I’ll start by saying many folks love Tallamy, and I do so appreciate his work for the native plant movement, but his writing makes him come off like a Master Gardener Final Boss and I can’t seem to get over it. I was hangry when I finished this book and wrote this. It’s probably why I used this unflattering jumpscarey photo of him from his most recent NYT Mag article instead of the book cover. I’m sorry in advance.
I got this book from the library because I wanted to learn about oaks, but I quickly learned I would actually be reading primarily about insects. I like bugs too, so it wasn’t a dealbreaker. By the end of the book I realized I was only going to learn about insects that live on the bark and leaves of oaks. Soil ecology be damned, no one wants to read about this rapidly evolving final frontier of ecology, it’s fine.
Another missing piece of this story was the human element. Oaks have been used by humans in North America for thousands of years, but there is zero cultural ecology in this book, other than a couple mentions of Tallamy’s vacation home, which apparently has a ton of oaks and inspired the text. What chance! How nice for him! (Bro is obsessed with exclamation marks btw. I was annoyed by that too of course.) There was a solid dig at humanity laid out in a few borderline xenophobic pages about invasive plants. These pages made it sound like the U.S. is the only place that deals with invasive species from the horrible foreign land that is Asia, a narrow perspective that I detest. I also had to roll my eyes when he used the slur name for spongy moth and put spongy moth in parentheses. The better name was right there, dude!

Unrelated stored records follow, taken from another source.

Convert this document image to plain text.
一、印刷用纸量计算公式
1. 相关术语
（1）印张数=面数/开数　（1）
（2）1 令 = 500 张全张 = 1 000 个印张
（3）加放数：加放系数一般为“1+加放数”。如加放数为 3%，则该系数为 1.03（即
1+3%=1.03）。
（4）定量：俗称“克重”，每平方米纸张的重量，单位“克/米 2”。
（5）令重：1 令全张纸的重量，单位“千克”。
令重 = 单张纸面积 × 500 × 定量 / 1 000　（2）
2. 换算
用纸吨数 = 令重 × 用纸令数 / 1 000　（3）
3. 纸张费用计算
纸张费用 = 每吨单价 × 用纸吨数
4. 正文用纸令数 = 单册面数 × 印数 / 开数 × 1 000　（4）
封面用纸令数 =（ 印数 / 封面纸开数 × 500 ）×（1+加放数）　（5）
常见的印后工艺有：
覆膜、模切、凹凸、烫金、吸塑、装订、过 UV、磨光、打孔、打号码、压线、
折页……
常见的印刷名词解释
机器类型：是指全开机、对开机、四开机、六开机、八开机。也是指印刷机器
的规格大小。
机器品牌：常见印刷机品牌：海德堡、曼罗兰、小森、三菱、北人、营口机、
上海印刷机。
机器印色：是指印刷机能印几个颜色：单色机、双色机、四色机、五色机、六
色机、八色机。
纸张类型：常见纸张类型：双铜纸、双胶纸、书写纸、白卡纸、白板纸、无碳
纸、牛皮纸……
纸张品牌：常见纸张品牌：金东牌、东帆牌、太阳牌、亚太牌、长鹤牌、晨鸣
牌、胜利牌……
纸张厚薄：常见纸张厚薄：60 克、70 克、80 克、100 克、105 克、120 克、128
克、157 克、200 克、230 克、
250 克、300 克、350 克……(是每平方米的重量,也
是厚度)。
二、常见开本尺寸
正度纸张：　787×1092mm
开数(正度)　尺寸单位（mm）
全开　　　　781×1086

I did close this book with a couple new factoids under my belt about tannins and oak dispersal, and I think it is a good stepping stone for the pollinator garden crowd to better understand the value of trees so it’s not all bad. I think there were just a lot of missed opportunities for this book that might have been better taken advantage of by an author who wasn’t an old white dude obsessed with caterpillars and suburban ecopurism.